Ralph Peters via www.imago-image

Bei DHL Express, jenem Dienst, der die Zustellung im August verantwortet hatte, erklärte man sich bereit, die Abläufe zu erklären. Rede und Antwort stand dem STANDARD dazu Andrea Plöchl-Krejci. Sie ist seit über 20 Jahren beim Konzern und arbeitet für DHL Express Austria als Head of Ground Operations.

Fahrer passen Route an

Den grundlegenden Ablauf erklärt sie so: In der Früh kommen Sendungen per Flugzeug in Schwechat und per Lkw direkt im Depot an. Wien wird hier über den Hub im niederösterreichischen Guntramsdorf versorgt. Dort erfolgt die Sortierung und die Aufteilung an die Kuriere.

Diese erhalten einen von einer Software generierten Routenvorschlag. Den Vorschlag können sie selbst basierend auf ihrer Erfahrung und gegebenen Notwendigkeiten anpassen. Sie arbeiten als Experten für das von ihnen abgedeckte Areal. Manche seien schon seit 20 Jahren in ihrem zugeteilten Rayon unterwegs, so Plöchl-Krejci. Sobald der Fahrtweg steht, wird auch die erwartete Zustellzeit für jede Lieferung berechnet.

Basierend auf der Route laden sie dann die Pakete strategisch in ihr Fahrzeug ein, um an den Zielorten schnell entladen zu können. Ein- bis zweimal pro Jahr werden Routen und Zustellungen analysiert und gegebenenfalls die Liefergebiete der einzelnen Kuriere angepasst. Diese orientieren sich ausschließlich an logistischen Gegebenheiten, nicht aber an Bezirks- oder Gemeindegrenzen.

Viele Variablen

Sobald die Fahrerin oder der Fahrer dann ab 8 Uhr unterwegs sind, wird es allerdings komplizierter. Denn es kann zu Verzögerungen kommen, die für das System nicht vorhersehbar sind. Das betrifft etwa Verkehrsunfälle mit entsprechenden Staus und Umleitungen, neue Baustellen oder Einsätze von Rettungskräften, Feuerwehr und Polizei, die sich auf den Verkehr auswirken können. Eine dynamische Anpassung der vorausgesagten Lieferzeit beherrscht die Software – zumindest aktuell – nicht.

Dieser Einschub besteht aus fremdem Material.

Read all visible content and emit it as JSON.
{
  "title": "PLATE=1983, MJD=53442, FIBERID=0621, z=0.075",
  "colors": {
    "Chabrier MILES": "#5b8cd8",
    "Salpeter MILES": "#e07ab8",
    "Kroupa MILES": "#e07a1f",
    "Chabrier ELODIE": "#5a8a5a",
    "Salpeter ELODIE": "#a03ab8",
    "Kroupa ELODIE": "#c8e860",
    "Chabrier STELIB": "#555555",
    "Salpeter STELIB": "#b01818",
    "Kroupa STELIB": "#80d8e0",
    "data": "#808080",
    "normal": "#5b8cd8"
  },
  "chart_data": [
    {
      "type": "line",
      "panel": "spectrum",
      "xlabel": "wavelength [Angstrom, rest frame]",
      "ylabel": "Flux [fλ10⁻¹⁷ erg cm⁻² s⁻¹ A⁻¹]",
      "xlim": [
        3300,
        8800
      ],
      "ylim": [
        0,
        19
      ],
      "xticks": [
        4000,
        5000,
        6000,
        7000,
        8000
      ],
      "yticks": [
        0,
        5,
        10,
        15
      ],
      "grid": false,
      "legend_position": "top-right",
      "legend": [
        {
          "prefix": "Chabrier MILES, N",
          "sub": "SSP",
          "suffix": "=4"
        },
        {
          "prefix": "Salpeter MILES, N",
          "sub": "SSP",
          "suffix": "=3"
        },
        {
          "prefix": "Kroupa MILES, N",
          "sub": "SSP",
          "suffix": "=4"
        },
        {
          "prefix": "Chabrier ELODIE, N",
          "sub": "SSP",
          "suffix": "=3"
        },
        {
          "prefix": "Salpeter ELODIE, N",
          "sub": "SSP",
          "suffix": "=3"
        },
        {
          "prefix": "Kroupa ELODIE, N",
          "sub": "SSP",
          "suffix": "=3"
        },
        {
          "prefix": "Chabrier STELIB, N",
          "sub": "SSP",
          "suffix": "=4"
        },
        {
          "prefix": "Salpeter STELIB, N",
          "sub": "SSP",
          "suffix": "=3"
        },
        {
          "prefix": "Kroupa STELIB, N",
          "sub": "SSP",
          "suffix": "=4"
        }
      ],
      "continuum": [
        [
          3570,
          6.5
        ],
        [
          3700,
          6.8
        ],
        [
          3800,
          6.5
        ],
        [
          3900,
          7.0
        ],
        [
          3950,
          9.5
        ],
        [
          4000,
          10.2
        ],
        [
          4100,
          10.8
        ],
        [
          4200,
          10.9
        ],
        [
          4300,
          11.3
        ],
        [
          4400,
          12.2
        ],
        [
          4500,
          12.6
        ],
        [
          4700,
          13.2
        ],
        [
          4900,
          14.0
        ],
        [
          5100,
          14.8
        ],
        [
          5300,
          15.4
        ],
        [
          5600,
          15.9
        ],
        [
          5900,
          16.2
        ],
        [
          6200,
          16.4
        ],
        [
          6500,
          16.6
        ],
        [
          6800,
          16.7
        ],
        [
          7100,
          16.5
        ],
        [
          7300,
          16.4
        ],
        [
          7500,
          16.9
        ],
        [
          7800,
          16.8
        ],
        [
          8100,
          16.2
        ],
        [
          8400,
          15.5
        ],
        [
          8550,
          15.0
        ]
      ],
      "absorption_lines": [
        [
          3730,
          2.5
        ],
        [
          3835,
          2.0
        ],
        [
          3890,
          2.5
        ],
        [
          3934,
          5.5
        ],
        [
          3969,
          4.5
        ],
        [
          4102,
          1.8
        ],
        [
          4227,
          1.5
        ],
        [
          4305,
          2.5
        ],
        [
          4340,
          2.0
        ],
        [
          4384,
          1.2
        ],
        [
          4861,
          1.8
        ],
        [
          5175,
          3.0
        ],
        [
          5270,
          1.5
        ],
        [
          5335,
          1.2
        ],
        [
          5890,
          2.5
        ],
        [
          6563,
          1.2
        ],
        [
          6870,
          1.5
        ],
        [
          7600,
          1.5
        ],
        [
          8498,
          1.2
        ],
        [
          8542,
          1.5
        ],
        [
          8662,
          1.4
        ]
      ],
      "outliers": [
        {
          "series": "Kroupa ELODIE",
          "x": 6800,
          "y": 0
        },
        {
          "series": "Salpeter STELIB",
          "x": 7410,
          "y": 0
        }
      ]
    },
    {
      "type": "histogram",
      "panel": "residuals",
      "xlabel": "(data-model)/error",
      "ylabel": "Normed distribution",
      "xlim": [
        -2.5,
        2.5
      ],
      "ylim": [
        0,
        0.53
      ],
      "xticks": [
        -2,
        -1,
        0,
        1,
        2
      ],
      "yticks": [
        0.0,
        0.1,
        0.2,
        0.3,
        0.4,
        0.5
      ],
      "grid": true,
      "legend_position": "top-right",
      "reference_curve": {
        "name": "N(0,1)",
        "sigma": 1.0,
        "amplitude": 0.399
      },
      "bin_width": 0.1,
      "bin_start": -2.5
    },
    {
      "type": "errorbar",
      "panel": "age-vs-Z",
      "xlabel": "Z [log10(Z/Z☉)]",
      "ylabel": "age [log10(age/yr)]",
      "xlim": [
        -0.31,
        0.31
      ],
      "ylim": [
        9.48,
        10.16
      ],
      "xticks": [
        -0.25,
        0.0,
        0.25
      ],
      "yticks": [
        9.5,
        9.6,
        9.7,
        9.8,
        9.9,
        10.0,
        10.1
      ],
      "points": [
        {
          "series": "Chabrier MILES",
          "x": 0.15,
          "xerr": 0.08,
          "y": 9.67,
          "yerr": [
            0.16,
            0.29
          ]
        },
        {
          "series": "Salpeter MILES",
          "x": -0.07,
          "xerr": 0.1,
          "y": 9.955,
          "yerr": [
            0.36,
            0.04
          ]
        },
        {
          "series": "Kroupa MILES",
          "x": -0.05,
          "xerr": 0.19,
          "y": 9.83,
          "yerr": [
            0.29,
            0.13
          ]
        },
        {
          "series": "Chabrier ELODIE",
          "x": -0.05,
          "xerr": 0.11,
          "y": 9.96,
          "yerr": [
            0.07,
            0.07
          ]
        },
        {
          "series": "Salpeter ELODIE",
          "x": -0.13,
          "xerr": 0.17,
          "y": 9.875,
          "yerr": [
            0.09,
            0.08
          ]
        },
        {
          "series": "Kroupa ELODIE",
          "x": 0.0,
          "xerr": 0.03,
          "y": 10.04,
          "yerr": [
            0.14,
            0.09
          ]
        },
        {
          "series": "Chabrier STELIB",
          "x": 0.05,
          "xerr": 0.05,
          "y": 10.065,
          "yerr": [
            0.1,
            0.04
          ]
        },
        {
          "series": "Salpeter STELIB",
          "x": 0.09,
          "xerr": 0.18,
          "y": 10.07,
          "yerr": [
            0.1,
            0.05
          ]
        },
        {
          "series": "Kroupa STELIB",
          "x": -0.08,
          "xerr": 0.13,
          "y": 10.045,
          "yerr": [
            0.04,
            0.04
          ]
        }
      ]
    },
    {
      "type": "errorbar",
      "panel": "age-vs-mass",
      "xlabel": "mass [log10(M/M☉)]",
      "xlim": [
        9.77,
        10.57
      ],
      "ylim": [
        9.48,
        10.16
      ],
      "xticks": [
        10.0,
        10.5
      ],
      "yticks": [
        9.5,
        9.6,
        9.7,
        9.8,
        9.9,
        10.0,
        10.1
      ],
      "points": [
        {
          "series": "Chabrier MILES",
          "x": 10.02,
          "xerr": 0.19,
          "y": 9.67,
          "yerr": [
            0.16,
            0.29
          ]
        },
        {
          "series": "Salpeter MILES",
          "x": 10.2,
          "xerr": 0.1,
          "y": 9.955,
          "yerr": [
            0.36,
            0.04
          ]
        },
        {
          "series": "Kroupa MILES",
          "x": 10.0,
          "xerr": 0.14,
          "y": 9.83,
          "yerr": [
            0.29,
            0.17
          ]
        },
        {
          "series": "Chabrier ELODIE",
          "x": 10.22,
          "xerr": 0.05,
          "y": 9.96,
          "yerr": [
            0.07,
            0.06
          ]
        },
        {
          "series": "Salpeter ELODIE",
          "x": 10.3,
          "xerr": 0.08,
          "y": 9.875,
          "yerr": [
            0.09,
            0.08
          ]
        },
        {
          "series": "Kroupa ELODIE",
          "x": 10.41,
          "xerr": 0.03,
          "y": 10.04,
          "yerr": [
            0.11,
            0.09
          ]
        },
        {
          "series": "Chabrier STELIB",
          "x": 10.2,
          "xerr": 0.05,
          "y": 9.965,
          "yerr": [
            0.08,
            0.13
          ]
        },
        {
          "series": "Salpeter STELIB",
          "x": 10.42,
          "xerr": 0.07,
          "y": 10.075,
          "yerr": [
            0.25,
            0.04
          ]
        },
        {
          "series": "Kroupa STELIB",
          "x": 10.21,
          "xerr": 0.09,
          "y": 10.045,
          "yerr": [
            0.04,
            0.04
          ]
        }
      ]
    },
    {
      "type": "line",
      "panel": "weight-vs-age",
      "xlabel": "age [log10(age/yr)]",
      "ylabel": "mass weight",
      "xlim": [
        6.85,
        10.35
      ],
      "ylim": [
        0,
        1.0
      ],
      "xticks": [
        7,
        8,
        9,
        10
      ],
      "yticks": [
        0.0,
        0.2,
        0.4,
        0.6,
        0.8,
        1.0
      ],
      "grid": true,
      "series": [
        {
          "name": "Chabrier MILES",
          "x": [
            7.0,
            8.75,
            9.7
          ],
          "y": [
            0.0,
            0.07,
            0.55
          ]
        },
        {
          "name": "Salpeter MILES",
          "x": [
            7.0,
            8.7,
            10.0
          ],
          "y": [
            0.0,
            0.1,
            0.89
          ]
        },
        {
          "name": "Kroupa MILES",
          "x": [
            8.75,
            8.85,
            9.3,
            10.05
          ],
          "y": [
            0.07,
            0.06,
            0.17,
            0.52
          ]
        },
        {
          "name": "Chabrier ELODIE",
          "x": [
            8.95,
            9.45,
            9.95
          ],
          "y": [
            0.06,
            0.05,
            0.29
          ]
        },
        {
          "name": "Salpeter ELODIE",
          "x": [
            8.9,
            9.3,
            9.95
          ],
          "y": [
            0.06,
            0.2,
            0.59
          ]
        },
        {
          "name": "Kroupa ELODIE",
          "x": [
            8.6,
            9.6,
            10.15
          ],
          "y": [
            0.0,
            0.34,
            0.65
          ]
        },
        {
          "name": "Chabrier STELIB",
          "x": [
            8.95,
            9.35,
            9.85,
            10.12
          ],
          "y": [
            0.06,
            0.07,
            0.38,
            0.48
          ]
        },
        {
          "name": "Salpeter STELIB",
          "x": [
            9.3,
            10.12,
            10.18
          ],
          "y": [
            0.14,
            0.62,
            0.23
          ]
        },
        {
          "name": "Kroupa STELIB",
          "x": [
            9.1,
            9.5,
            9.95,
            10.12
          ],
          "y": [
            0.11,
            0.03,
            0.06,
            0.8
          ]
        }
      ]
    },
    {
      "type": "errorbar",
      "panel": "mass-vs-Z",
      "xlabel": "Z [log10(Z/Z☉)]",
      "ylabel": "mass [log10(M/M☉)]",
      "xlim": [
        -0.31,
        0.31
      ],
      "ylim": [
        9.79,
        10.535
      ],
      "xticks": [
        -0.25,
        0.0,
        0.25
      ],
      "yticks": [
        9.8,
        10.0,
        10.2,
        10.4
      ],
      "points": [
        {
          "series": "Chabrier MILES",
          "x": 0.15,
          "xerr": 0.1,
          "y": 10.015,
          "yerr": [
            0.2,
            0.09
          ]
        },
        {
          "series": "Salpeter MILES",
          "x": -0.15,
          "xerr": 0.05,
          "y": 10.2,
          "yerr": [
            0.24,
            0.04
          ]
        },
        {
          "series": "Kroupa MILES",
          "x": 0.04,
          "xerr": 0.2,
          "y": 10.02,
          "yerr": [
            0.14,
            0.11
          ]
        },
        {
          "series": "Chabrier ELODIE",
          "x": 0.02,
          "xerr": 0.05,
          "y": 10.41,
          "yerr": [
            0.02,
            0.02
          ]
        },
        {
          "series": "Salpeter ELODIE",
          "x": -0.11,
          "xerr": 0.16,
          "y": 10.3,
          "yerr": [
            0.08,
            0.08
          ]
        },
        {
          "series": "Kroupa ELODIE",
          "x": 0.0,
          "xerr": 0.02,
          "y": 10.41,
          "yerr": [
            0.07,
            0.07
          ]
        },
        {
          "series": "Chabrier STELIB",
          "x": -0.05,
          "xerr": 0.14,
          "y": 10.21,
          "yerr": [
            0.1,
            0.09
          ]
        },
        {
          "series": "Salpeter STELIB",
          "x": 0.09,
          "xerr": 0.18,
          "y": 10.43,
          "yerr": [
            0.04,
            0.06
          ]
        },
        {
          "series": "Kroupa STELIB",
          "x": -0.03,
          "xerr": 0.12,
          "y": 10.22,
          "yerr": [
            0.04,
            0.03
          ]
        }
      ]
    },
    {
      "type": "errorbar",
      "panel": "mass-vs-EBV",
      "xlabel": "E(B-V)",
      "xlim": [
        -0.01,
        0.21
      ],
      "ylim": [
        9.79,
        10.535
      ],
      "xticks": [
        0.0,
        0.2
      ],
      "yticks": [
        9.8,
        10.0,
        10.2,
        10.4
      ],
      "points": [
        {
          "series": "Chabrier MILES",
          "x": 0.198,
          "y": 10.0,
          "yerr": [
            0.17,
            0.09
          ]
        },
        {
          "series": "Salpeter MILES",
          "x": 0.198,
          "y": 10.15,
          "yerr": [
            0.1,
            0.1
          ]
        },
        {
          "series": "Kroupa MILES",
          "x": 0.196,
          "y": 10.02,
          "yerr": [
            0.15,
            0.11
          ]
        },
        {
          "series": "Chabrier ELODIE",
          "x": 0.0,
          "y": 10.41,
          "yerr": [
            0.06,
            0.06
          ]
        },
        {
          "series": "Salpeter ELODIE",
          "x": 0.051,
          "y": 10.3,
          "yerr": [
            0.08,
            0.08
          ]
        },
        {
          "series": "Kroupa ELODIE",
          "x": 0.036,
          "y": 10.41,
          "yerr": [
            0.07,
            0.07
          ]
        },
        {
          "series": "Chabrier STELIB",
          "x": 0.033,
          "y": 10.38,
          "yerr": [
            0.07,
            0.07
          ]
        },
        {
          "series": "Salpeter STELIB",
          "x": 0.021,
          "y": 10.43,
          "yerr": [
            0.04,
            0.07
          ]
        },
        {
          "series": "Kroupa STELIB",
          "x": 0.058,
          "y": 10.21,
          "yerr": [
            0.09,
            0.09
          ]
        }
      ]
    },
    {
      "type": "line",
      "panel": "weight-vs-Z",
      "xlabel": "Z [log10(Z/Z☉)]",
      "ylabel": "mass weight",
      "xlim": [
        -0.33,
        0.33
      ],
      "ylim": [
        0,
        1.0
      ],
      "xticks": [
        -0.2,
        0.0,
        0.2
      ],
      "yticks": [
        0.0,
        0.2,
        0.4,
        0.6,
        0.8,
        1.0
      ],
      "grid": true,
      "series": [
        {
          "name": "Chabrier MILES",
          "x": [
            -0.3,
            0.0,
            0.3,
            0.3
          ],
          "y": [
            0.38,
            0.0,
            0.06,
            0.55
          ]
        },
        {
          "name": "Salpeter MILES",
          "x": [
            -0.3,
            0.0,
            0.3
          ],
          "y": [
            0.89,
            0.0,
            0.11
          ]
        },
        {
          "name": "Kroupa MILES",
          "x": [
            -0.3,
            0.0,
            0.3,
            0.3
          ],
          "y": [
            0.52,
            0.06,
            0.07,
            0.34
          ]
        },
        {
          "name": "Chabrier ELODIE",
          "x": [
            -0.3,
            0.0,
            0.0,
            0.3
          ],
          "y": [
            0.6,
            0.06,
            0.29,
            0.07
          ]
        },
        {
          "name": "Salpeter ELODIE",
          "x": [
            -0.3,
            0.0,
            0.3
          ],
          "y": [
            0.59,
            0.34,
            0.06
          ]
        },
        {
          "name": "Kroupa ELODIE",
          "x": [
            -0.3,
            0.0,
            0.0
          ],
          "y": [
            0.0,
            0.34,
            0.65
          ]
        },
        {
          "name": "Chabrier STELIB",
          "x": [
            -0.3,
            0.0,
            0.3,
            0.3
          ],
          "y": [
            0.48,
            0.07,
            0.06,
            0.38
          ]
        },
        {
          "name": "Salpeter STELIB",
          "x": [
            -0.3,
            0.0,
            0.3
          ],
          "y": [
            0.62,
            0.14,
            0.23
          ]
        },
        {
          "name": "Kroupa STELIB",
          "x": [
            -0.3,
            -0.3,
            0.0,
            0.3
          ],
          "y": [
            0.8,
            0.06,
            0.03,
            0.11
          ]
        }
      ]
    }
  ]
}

Aufnahme aus dem DHL Servicecenter in Linz-Hörsching. Pakete fahren auf Förderbändern, im Hintergrund sind durch ein Fenster gelbe Lieferfahrzeuge zu sehen.
Aufnahme aus dem DHL-Servicecenter in Linz-Hörsching.
DHL/Christian Lendl

Diese Verzögerungen gehen insbesondere zulasten von Empfängern von Paketen, deren Absender eine "Ganztageslieferung" gebucht haben. Diese sieht prinzipiell eine Zustellung bis Tagesende vor. Dem gegenüber stehen teurere Zustellungen mit garantierter Lieferung bis zu einer gewissen Uhrzeit, welche die Fahrer dann priorisieren und ihren Fahrplan entsprechend adaptieren müssen. Hier, so die DHL-Logistikerin, habe man eine hohe Pünktlichkeit vorzuweisen. Das Geschäft des Unternehmens spielt sich vorwiegend im B2B-Bereich ab, Lieferungen an Privatkunden werden vergleichsweise selten abgewickelt.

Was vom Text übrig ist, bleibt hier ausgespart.